Women-Church
- Discipline: Feminist theology
- Language: English

Publication details
- History: 1987–2007
- Publisher: Women-Church Collective (Australia)
- Frequency: Semiannual

Standard abbreviations
- ISO 4: Women-Church

Indexing
- ISSN: 1030-0139
- OCLC no.: 42817109

Links
- Women-Church Complete Archive on JSTOR Open Community Collections;

= Women-Church =

Australian feminist theology journal

Women-Church: An Australian journal of feminist studies in religion was an Australian journal published by the Women-Church Collective. It was established in 1987 and ceased publication in 2007, with a total of 40 issues published over that time. The journal covered a broad range of topics in the fields of feminist theology, religion and spirituality.

== Scope ==
Under the broader umbrella of feminism, religion and women's spirituality, the Women-Church journal included content from authors that held a diversity of understandings and perspectives.

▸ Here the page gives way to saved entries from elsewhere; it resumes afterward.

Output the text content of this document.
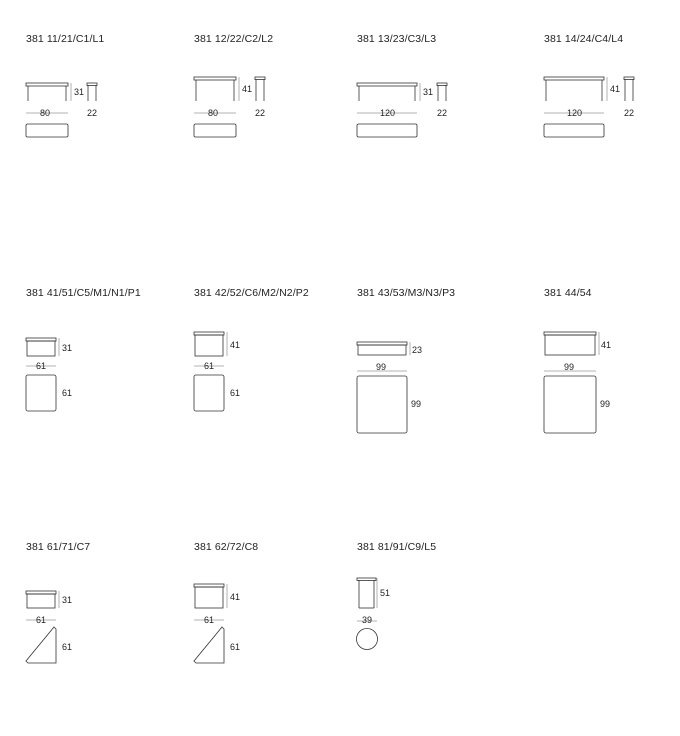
381 11/21/C1/L1	381 12/22/C2/L2	381 13/23/C3/L3	381 14/24/C4/L4
381 41/51/C5/M1/N1/P1	381 42/52/C6/M2/N2/P2	381 43/53/M3/N3/P3	381 44/54
381 61/71/C7	381 62/72/C8	381 81/91/C9/L5
31
80	22
41
80	22
31
120	22
41
120	22
31
61
61
41
61
61
23
99
99
41
99
99
31
61
61
41
61
61
51
39
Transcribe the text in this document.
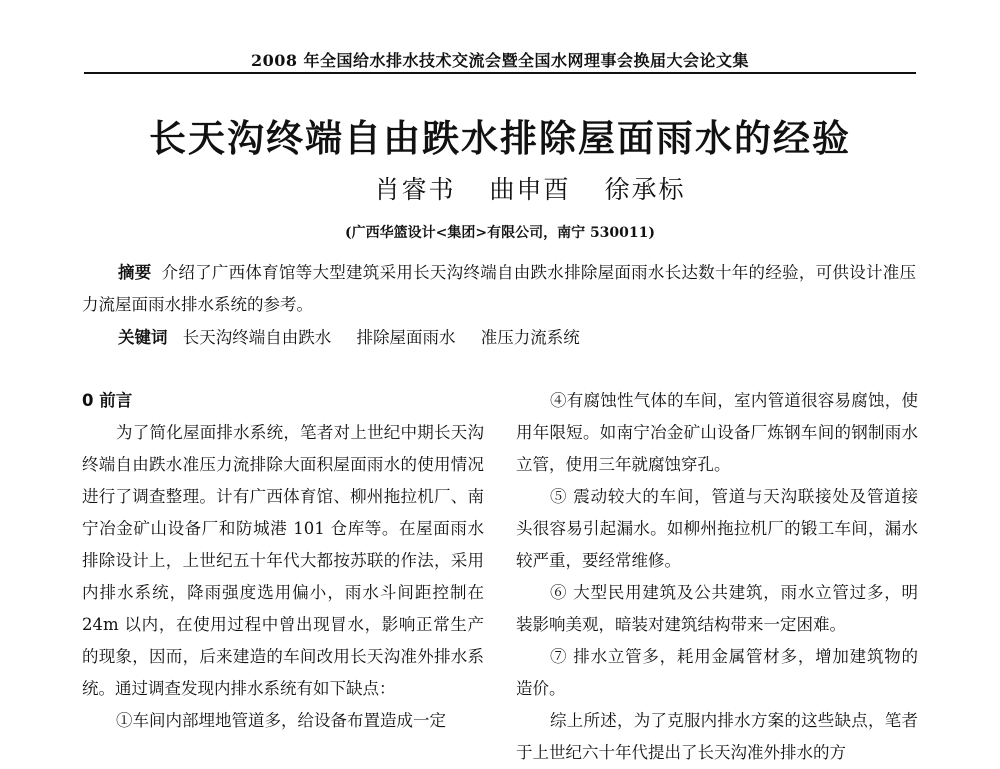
2008 年全国给水排水技术交流会暨全国水网理事会换届大会论文集
长天沟终端自由跌水排除屋面雨水的经验
肖睿书 曲申酉 徐承标
(广西华篮设计<集团>有限公司，南宁 530011)
摘要 介绍了广西体育馆等大型建筑采用长天沟终端自由跌水排除屋面雨水长达数十年的经验，可供设计准压力流屋面雨水排水系统的参考。
关键词 长天沟终端自由跌水 排除屋面雨水 准压力流系统

0 前言

为了简化屋面排水系统，笔者对上世纪中期长天沟终端自由跌水准压力流排除大面积屋面雨水的使用情况进行了调查整理。计有广西体育馆、柳州拖拉机厂、南宁冶金矿山设备厂和防城港 101 仓库等。在屋面雨水排除设计上，上世纪五十年代大都按苏联的作法，采用内排水系统，降雨强度选用偏小，雨水斗间距控制在 24m 以内，在使用过程中曾出现冒水，影响正常生产的现象，因而，后来建造的车间改用长天沟准外排水系统。通过调查发现内排水系统有如下缺点：

①车间内部埋地管道多，给设备布置造成一定

④有腐蚀性气体的车间，室内管道很容易腐蚀，使用年限短。如南宁冶金矿山设备厂炼钢车间的钢制雨水立管，使用三年就腐蚀穿孔。

⑤ 震动较大的车间，管道与天沟联接处及管道接头很容易引起漏水。如柳州拖拉机厂的锻工车间，漏水较严重，要经常维修。

⑥ 大型民用建筑及公共建筑，雨水立管过多，明装影响美观，暗装对建筑结构带来一定困难。

⑦ 排水立管多，耗用金属管材多，增加建筑物的造价。

综上所述，为了克服内排水方案的这些缺点，笔者于上世纪六十年代提出了长天沟准外排水的方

The journal documented major changes in feminist religious culture over a 20-year period. Its editorial policy encouraged contributions from more marginalized groups and it remained a non-refereed title as a way of making it accessible to a wide range of readers. Australian sociologist of religion and gender, Kathleen McPhillips has noted that the journal was "a place where young scholars could showcase their ideas, where women could share ideas around ritual and liturgy, and where artists and poets could publish their work".

==History==

Erin White, along with Hilary Carey, was one of the founding editors of Women-Church. Camille Paul co-edited the journal from 1989 to 2007. Paul and White wrote a history of the journal's beginnings for the 5th Birthday Issue of Women-Church in Spring 1992. Elaine Lindsay was co-editor of the journal from 1992 to 2007.

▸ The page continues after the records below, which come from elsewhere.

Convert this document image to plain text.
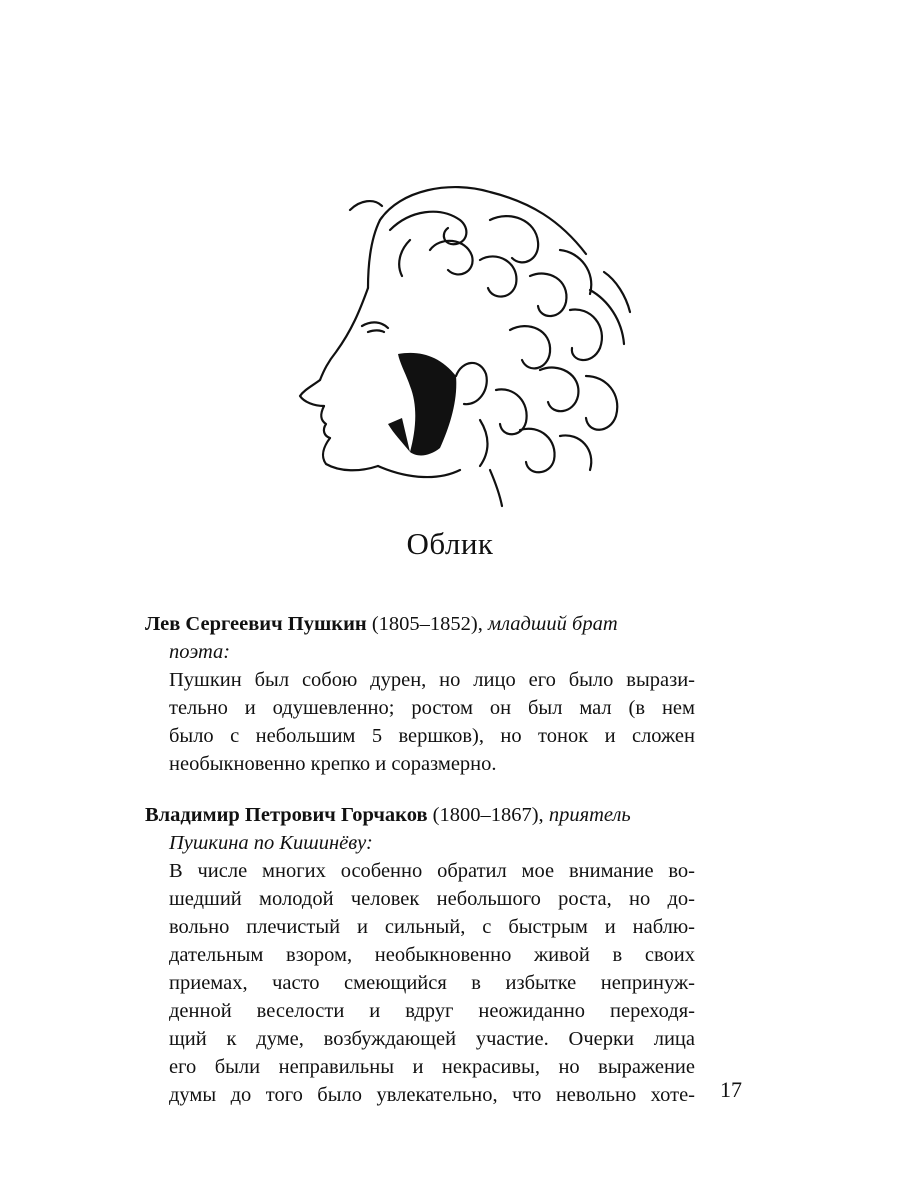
Облик
Лев Сергеевич Пушкин (1805–1852), младший брат
поэта:
Пушкин был собою дурен, но лицо его было вырази-
тельно и одушевленно; ростом он был мал (в нем
было с небольшим 5 вершков), но тонок и сложен
необыкновенно крепко и соразмерно.
Владимир Петрович Горчаков (1800–1867), приятель
Пушкина по Кишинёву:
В числе многих особенно обратил мое внимание во-
шедший молодой человек небольшого роста, но до-
вольно плечистый и сильный, с быстрым и наблю-
дательным взором, необыкновенно живой в своих
приемах, часто смеющийся в избытке непринуж-
денной веселости и вдруг неожиданно переходя-
щий к думе, возбуждающей участие. Очерки лица
его были неправильны и некрасивы, но выражение
думы до того было увлекательно, что невольно хоте- 17
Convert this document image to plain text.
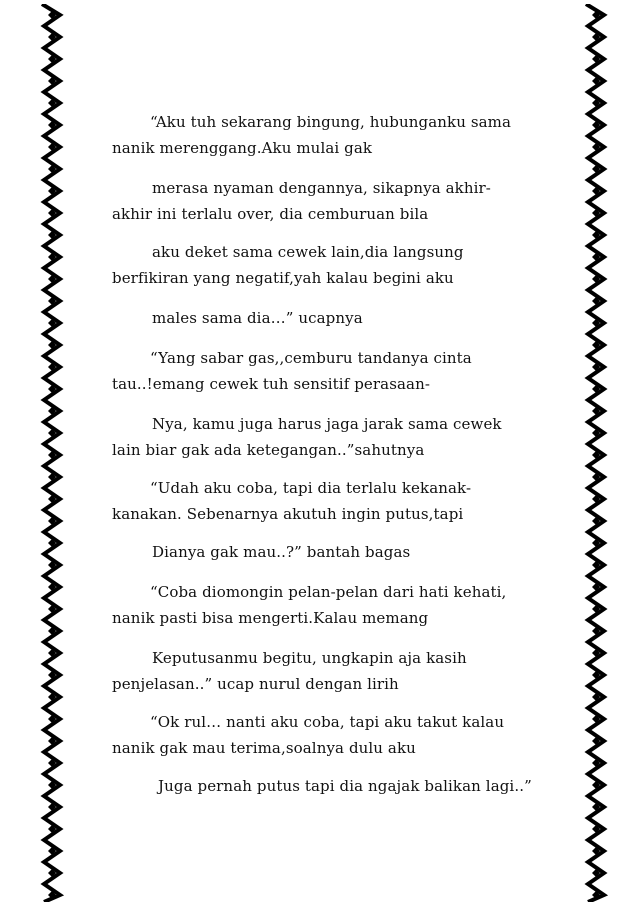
“Aku tuh sekarang bingung, hubunganku sama
nanik merenggang.Aku mulai gak
merasa nyaman dengannya, sikapnya akhir-
akhir ini terlalu over, dia cemburuan bila
aku deket sama cewek lain,dia langsung
berfikiran yang negatif,yah kalau begini aku
males sama dia…” ucapnya
“Yang sabar gas,,cemburu tandanya cinta
tau..!emang cewek tuh sensitif perasaan-
Nya, kamu juga harus jaga jarak sama cewek
lain biar gak ada ketegangan..”sahutnya
“Udah aku coba, tapi dia terlalu kekanak-
kanakan. Sebenarnya akutuh ingin putus,tapi
Dianya gak mau..?” bantah bagas
“Coba diomongin pelan-pelan dari hati kehati,
nanik pasti bisa mengerti.Kalau memang
Keputusanmu begitu, ungkapin aja kasih
penjelasan..” ucap nurul dengan lirih
“Ok rul… nanti aku coba, tapi aku takut kalau
nanik gak mau terima,soalnya dulu aku
Juga pernah putus tapi dia ngajak balikan lagi..”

The journal was launched twice. It was first launched in Melbourne at the Movement for the Ordination of Women conference. It was also launched a week later at the first Women and the Australian Church National Conference that was held in Sydney in August 1987. Jean Gledhill gave a speech at this event which placed the launch of the journal in the context of Australian religious feminism, also noting the previous publication of the Australian Christian feminist magazine Magdalene. Gledhill's speech was published in its entirety in the second issue of Women-Church. In the journal's second-last and final issue Erin White contributed a personal account of the history of the journal and the Women-Church Group. The journal's final issue included many letters from all over Australia that told of their sadness at losing a publication that had nourished their religious lives for two decades.

==Access==
Select articles from the journal are available online via the Informit database.

Mannix Library, in East Melbourne has also digitised the entire run of the journal and made it available on the University of Divinity's Digital Collections website and on JSTOR Open Community Collections.

The Women-Church archives are now held by the Jessie Street National Women's Library in Sydney.